IMFは、ガーナの2022年の実質GDP成長率を3.6%と予測している。ガーナ統計局の発表によれば、2022年第1四半期の実質GDP成長率は前年同期比で3.0%、第2四半期は4.7%、第3四半期は2.9%だった。ガーナ中央銀行によると、公的債務は2022年4月時点でGDP比63.1%だったところ、2022年9月には75.9%へと増加した。ガーナ政府は5月に電子取引への課税を含む徴税強化を行い、さらに2022年内に5回の利上げを実施したが、インフレや債務状況の改善には至らなかった。食糧およびエネルギー価格の高止まりが続き、11月にはインフレ率が前年同月比50.3%を記録し、主要通貨に対する現地通貨価値は年初から53.8%下落した。

さらに、国際金融市場からの資金調達が困難になり、2月、9月、11月の3回にわたり国債の格付けが引き下げられた(2022年12月8日記事参照)。

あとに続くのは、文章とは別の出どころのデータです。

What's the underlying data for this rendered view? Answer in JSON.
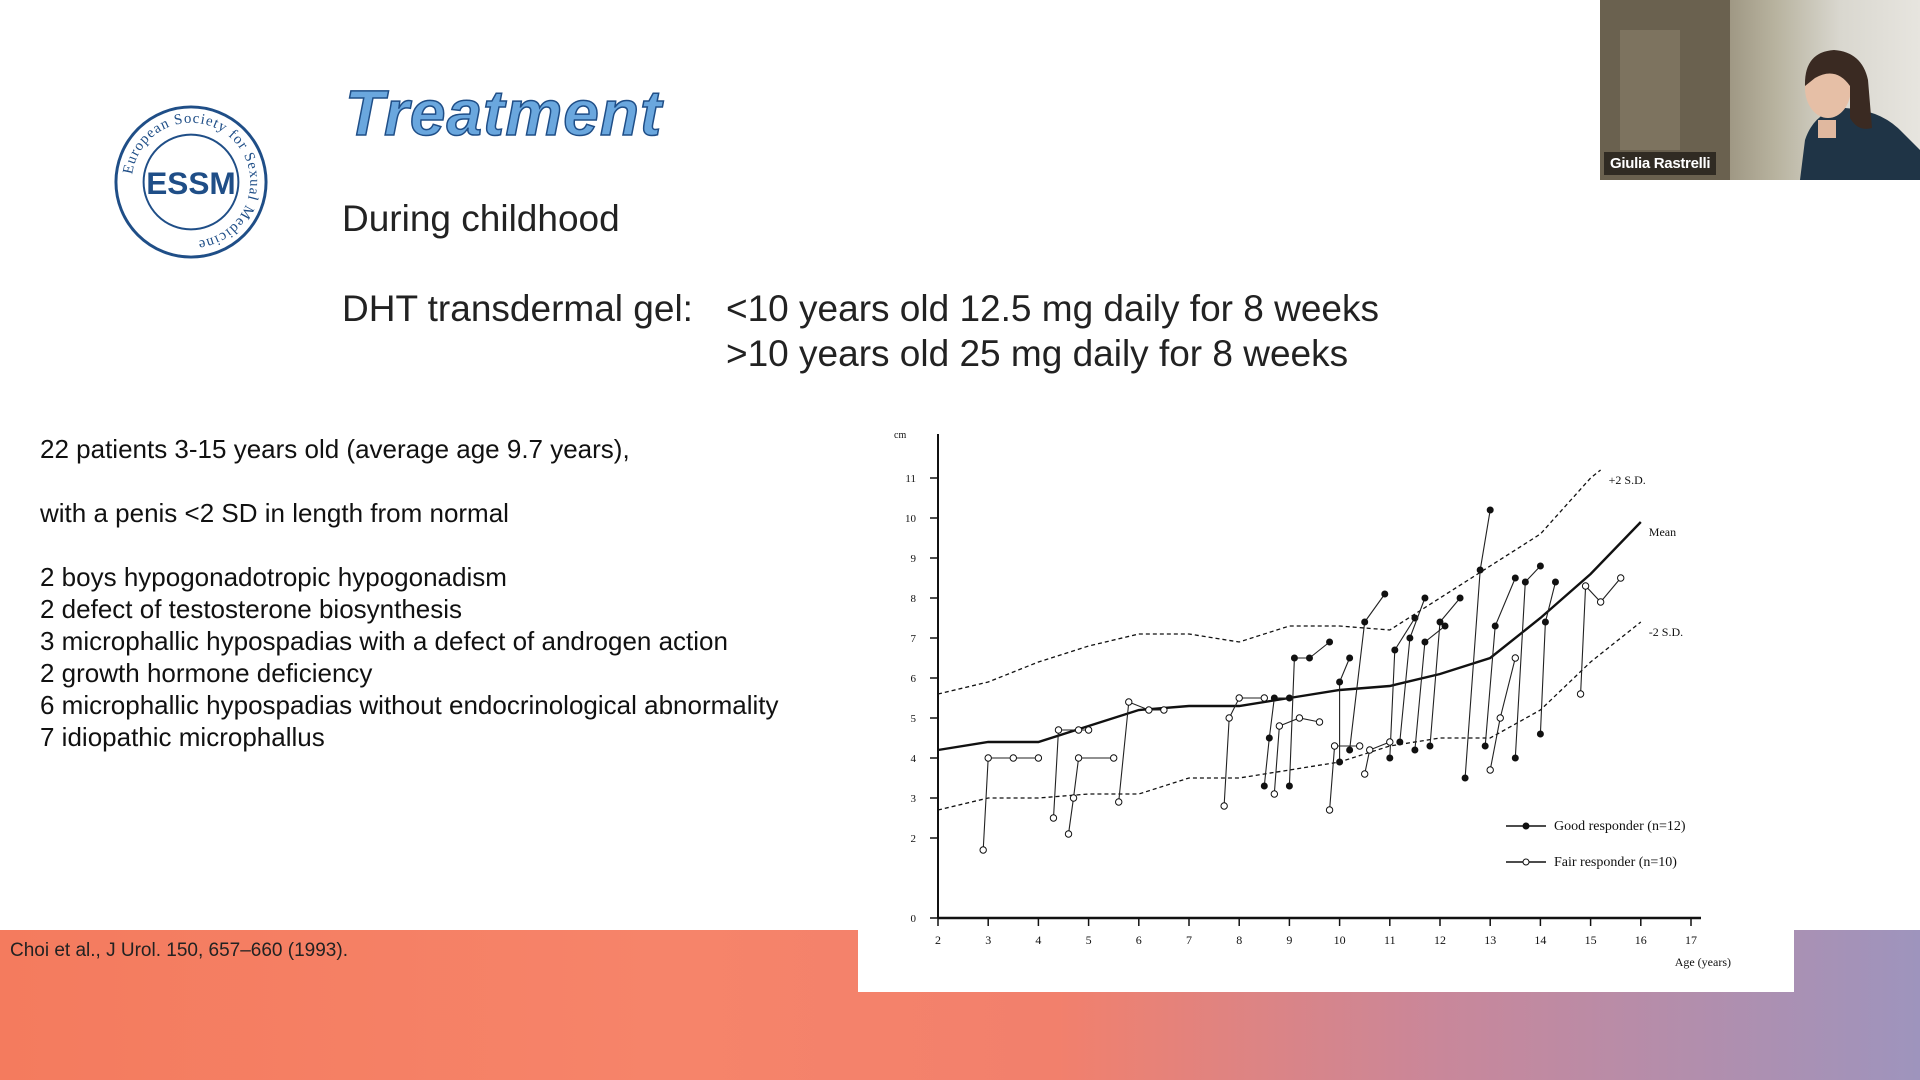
{
  "slide": {
    "logo_text": "European Society for Sexual Medicine",
    "logo_initials": "ESSM",
    "title": "Treatment",
    "subtitle": "During childhood",
    "dht_label": "DHT transdermal gel:",
    "dose_lines": [
      "<10 years old 12.5 mg daily for 8 weeks",
      ">10 years old 25 mg daily for 8 weeks"
    ],
    "info_lines": [
      "22 patients 3-15 years old (average age 9.7 years),",
      "with a penis <2 SD in length from normal",
      "2 boys hypogonadotropic hypogonadism",
      "2 defect of testosterone biosynthesis",
      "3 microphallic hypospadias with a defect of androgen action",
      "2 growth hormone deficiency",
      "6 microphallic hypospadias without endocrinological abnormality",
      "7 idiopathic microphallus"
    ],
    "citation": "Choi et al., J Urol. 150, 657–660 (1993)."
  },
  "webcam": {
    "participant_name": "Giulia Rastrelli"
  },
  "colors": {
    "title_fill": "#6aa7de",
    "title_outline": "#1f4e87",
    "logo_blue": "#1f4e87",
    "band_start": "#f47b5e",
    "band_end": "#9e94bd"
  },
  "chart_data": {
    "type": "line",
    "y_unit": "cm",
    "xlabel": "Age (years)",
    "x_ticks": [
      2,
      3,
      4,
      5,
      6,
      7,
      8,
      9,
      10,
      11,
      12,
      13,
      14,
      15,
      16,
      17
    ],
    "x_tick_labels": [
      "2",
      "3",
      "4",
      "5",
      "6",
      "7",
      "8",
      "9",
      "10",
      "11",
      "12",
      "13",
      "14",
      "15",
      "16",
      "17"
    ],
    "y_ticks": [
      0,
      2,
      3,
      4,
      5,
      6,
      7,
      8,
      9,
      10,
      11
    ],
    "xlim": [
      2,
      17
    ],
    "ylim": [
      0,
      11.8
    ],
    "reference_lines": [
      {
        "label": "+2 S.D.",
        "style": "dashed",
        "points": [
          [
            2,
            5.6
          ],
          [
            3,
            5.9
          ],
          [
            4,
            6.4
          ],
          [
            5,
            6.8
          ],
          [
            6,
            7.1
          ],
          [
            7,
            7.1
          ],
          [
            8,
            6.9
          ],
          [
            9,
            7.3
          ],
          [
            10,
            7.3
          ],
          [
            11,
            7.2
          ],
          [
            12,
            8.0
          ],
          [
            13,
            8.8
          ],
          [
            14,
            9.6
          ],
          [
            15,
            11.0
          ],
          [
            15.2,
            11.2
          ]
        ]
      },
      {
        "label": "Mean",
        "style": "solid",
        "points": [
          [
            2,
            4.2
          ],
          [
            3,
            4.4
          ],
          [
            4,
            4.4
          ],
          [
            5,
            4.8
          ],
          [
            6,
            5.2
          ],
          [
            7,
            5.3
          ],
          [
            8,
            5.3
          ],
          [
            9,
            5.5
          ],
          [
            10,
            5.7
          ],
          [
            11,
            5.8
          ],
          [
            12,
            6.1
          ],
          [
            13,
            6.5
          ],
          [
            14,
            7.5
          ],
          [
            15,
            8.6
          ],
          [
            16,
            9.9
          ]
        ]
      },
      {
        "label": "-2 S.D.",
        "style": "dashed",
        "points": [
          [
            2,
            2.7
          ],
          [
            3,
            3.0
          ],
          [
            4,
            3.0
          ],
          [
            5,
            3.1
          ],
          [
            6,
            3.1
          ],
          [
            7,
            3.5
          ],
          [
            8,
            3.5
          ],
          [
            9,
            3.7
          ],
          [
            10,
            3.9
          ],
          [
            11,
            4.3
          ],
          [
            12,
            4.5
          ],
          [
            13,
            4.5
          ],
          [
            14,
            5.2
          ],
          [
            15,
            6.4
          ],
          [
            16,
            7.4
          ]
        ]
      }
    ],
    "series": [
      {
        "name": "Good responder (n=12)",
        "marker": "filled",
        "segments": [
          [
            [
              8.5,
              3.3
            ],
            [
              8.6,
              4.5
            ],
            [
              8.7,
              5.5
            ],
            [
              9.0,
              5.5
            ]
          ],
          [
            [
              9.0,
              3.3
            ],
            [
              9.1,
              6.5
            ],
            [
              9.4,
              6.5
            ],
            [
              9.8,
              6.9
            ]
          ],
          [
            [
              10.0,
              3.9
            ],
            [
              10.0,
              5.9
            ],
            [
              10.2,
              6.5
            ]
          ],
          [
            [
              10.2,
              4.2
            ],
            [
              10.5,
              7.4
            ],
            [
              10.9,
              8.1
            ]
          ],
          [
            [
              11.0,
              4.0
            ],
            [
              11.1,
              6.7
            ],
            [
              11.5,
              7.5
            ]
          ],
          [
            [
              11.2,
              4.4
            ],
            [
              11.4,
              7.0
            ],
            [
              11.7,
              8.0
            ]
          ],
          [
            [
              11.5,
              4.2
            ],
            [
              11.7,
              6.9
            ],
            [
              12.1,
              7.3
            ]
          ],
          [
            [
              11.8,
              4.3
            ],
            [
              12.0,
              7.4
            ],
            [
              12.4,
              8.0
            ]
          ],
          [
            [
              12.5,
              3.5
            ],
            [
              12.8,
              8.7
            ],
            [
              13.0,
              10.2
            ]
          ],
          [
            [
              12.9,
              4.3
            ],
            [
              13.1,
              7.3
            ],
            [
              13.5,
              8.5
            ]
          ],
          [
            [
              13.5,
              4.0
            ],
            [
              13.7,
              8.4
            ],
            [
              14.0,
              8.8
            ]
          ],
          [
            [
              14.0,
              4.6
            ],
            [
              14.1,
              7.4
            ],
            [
              14.3,
              8.4
            ]
          ]
        ]
      },
      {
        "name": "Fair responder (n=10)",
        "marker": "open",
        "segments": [
          [
            [
              2.9,
              1.7
            ],
            [
              3.0,
              4.0
            ],
            [
              3.5,
              4.0
            ],
            [
              4.0,
              4.0
            ]
          ],
          [
            [
              4.3,
              2.5
            ],
            [
              4.4,
              4.7
            ],
            [
              4.8,
              4.7
            ],
            [
              5.0,
              4.7
            ]
          ],
          [
            [
              4.6,
              2.1
            ],
            [
              4.7,
              3.0
            ],
            [
              4.8,
              4.0
            ],
            [
              5.5,
              4.0
            ]
          ],
          [
            [
              5.6,
              2.9
            ],
            [
              5.8,
              5.4
            ],
            [
              6.2,
              5.2
            ],
            [
              6.5,
              5.2
            ]
          ],
          [
            [
              7.7,
              2.8
            ],
            [
              7.8,
              5.0
            ],
            [
              8.0,
              5.5
            ],
            [
              8.5,
              5.5
            ]
          ],
          [
            [
              8.7,
              3.1
            ],
            [
              8.8,
              4.8
            ],
            [
              9.2,
              5.0
            ],
            [
              9.6,
              4.9
            ]
          ],
          [
            [
              9.8,
              2.7
            ],
            [
              9.9,
              4.3
            ],
            [
              10.4,
              4.3
            ]
          ],
          [
            [
              10.5,
              3.6
            ],
            [
              10.6,
              4.2
            ],
            [
              11.0,
              4.4
            ]
          ],
          [
            [
              13.0,
              3.7
            ],
            [
              13.2,
              5.0
            ],
            [
              13.5,
              6.5
            ]
          ],
          [
            [
              14.8,
              5.6
            ],
            [
              14.9,
              8.3
            ],
            [
              15.2,
              7.9
            ],
            [
              15.6,
              8.5
            ]
          ]
        ]
      }
    ],
    "legend_position": "bottom-right",
    "grid": false
  }
}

ガーナ政府は9月からIMFと融資の協議を開始し、12月12日に3年間で総額30億ドルの融資を事務レベルで妥結するに至った(2022年12月15日記事参照)。12月19日には包括的な債務再編の一環として、ユーロ債や商業ローン、2国間借り入れの大半を含む対外債務の支払いの一時停止を表明しており、国内債務の再編プログラムと併せ、債務整理の議論が進められている(2022年12月21日記事参照)。事実上のデフォルト宣言となったが、一般市民の生活への影響は限定的で、目立った混乱は発生していない。

マハマドゥ・バウミア副大統領は2022年12月、アラブ首長国連邦との間で、「金と石油製品を交換する政策」の運用についての協議を完了したと発表した。現地報道によると、本政策には外貨準備高の回復および通貨の下落を食い止める狙いがある。外貨準備高は2022年10月時点で67億ドル(輸入2.9カ月分相当)と、前年同月の108億ドル(輸入4.8カ月分相当)から減少している。

金と並んで、ガーナの主要輸出産品であるカカオについて、国際カカオ機関の発表によると、病害や肥料高騰に起因する肥料散布量の低減が原因で、2021/2022年のガーナのカカオ生産量は前年比34%の減少となった。2022/2023年においては、栽培時期に良好な天候が記録されたことから、同機関は収穫量の増加を予測している。